24.02.15 | Julien Bouillard | Droit des biens Servitudes
Une servitude de passage ne s’acquiert pas par prescription. En effet, la prescription ne s’applique qu’aux servitudes apparentes et continues, c’est-à-dire aux servitudes dont l’usage peut être non seulement visible mais également incessant, sans avoir besoin du fait de l’homme. Cette double-qualité n’est pas rencontrée par le passage, rarement incessant et ayant nécessairement besoin du fait de l’homme.

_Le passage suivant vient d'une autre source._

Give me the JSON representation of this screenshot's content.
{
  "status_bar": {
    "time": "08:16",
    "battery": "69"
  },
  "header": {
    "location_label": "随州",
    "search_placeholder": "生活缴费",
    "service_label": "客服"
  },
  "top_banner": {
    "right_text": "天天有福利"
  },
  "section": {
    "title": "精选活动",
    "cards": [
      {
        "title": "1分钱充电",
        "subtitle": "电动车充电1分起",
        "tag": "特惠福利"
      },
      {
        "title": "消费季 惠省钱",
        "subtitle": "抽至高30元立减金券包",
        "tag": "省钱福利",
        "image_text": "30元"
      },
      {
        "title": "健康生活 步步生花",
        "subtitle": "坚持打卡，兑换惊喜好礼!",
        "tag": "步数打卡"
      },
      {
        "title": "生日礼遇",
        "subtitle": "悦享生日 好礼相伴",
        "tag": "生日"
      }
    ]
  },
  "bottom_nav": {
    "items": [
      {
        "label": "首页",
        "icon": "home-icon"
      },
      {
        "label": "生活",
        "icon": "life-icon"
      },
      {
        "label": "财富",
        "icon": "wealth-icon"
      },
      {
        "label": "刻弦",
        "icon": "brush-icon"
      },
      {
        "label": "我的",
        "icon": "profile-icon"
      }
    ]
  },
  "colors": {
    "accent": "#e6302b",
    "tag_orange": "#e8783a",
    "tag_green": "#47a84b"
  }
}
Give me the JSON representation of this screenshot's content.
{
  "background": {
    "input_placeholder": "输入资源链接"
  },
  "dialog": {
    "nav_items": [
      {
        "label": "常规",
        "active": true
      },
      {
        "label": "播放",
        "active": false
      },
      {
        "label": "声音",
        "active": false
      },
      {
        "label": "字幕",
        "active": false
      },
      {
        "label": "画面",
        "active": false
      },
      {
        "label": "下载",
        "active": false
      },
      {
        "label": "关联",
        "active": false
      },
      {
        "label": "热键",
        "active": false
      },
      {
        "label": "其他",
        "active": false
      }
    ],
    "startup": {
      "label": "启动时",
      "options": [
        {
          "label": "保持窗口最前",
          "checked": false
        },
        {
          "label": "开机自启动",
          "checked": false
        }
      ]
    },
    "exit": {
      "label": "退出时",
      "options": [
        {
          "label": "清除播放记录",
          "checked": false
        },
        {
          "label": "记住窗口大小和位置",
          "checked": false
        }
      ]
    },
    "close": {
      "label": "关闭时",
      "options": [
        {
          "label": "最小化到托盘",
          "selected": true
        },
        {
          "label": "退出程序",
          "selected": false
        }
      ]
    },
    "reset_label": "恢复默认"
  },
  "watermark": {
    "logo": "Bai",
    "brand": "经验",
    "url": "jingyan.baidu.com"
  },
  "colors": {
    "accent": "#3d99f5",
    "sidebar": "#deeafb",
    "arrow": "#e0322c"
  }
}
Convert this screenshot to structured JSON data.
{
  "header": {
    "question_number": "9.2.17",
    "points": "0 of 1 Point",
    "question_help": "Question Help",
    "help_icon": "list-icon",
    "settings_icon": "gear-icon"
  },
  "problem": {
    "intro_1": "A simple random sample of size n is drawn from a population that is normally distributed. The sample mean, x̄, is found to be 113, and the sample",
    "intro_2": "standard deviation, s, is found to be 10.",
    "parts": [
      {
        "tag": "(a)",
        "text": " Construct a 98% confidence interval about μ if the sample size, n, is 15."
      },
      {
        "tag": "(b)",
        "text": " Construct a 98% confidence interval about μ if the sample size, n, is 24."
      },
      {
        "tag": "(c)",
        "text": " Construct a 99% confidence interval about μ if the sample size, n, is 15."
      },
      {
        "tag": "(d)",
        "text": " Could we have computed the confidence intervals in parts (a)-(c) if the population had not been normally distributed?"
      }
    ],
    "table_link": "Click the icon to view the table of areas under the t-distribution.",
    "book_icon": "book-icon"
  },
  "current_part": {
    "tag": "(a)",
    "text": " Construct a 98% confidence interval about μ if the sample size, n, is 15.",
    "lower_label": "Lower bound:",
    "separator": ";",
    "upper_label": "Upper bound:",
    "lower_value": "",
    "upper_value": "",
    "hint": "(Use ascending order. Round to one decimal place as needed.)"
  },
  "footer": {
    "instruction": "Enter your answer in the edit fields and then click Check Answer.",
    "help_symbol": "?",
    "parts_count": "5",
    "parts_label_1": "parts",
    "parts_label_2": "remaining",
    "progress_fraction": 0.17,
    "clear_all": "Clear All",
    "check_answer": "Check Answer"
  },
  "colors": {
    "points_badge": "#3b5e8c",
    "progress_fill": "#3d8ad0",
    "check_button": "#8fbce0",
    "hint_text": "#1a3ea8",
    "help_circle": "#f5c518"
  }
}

En revanche, une servitude de passage s’éteint bien par prescription extinctive, au bout de 30 ans de non-usage, comme le prescrit l’article 706 du Code civil. Le délai de 30 ans commence à courir le premier jour où l’obstacle empêche le passage. Notons cependant qu’en cas de fond enclavé non volontairement, la faculté de réclamer le passage est imprescriptible.

Juge de Paix – Nouvelles compétences

05.02.15 | Julien Bouillard | Compétences Droit des biens Droit judiciaire
Depuis le 1er septembre 2014, le Juge de Paix a vu modifier ses compétences. Auparavant, celui-ci était compétent pour toutes les affaires n’excédant pas un montant de 1.860,00 €: dorénavant, ce montant est porté à 2.500,00 €. Le Juge de Paix voit aussi ses compétences augmenter dans les matières du recouvrement des créances des distributeurs d’eau, de gaz, de téléphonie et d’électricité. Par contre, le Juge de Paix n’est plus compétent pour les litiges de nature commerciale, même si l’enjeu est inférieur à 2.500,00 € . Au niveau de l’appel, les décisions du Juge de Paix sont rendues en dernier ressort à partir de 1.860,00 (au lieu de 1.240,00 €). Il convient donc d’être particulière attentif lors de l’introduction des demandes.

Marchés publics et taux d’intérêts de retard

04.02.15 | Julien Bouillard | Marchés publics
Les taux d’intérêts en cas de retard de paiement ont été mis à jour. Les règles générales d’exécutions des marchés publics (anciennement cahier général des charges) rendent le pouvoir adjudicateur qui n’a pas payé une facture dans le délai redevable de plein droit et sans mise en demeure d’intérêts qui viennent d’être actualisés au taux de 8,50 %. Le délai de paiement des factures peut varier en fonction de certains facteurs. Retenons que le pouvoir adjudicateur dispose de trente jours pour vérifier une déclaration de créance, puis encore de trente jours pour payer la facture émise suite à ladite vérification.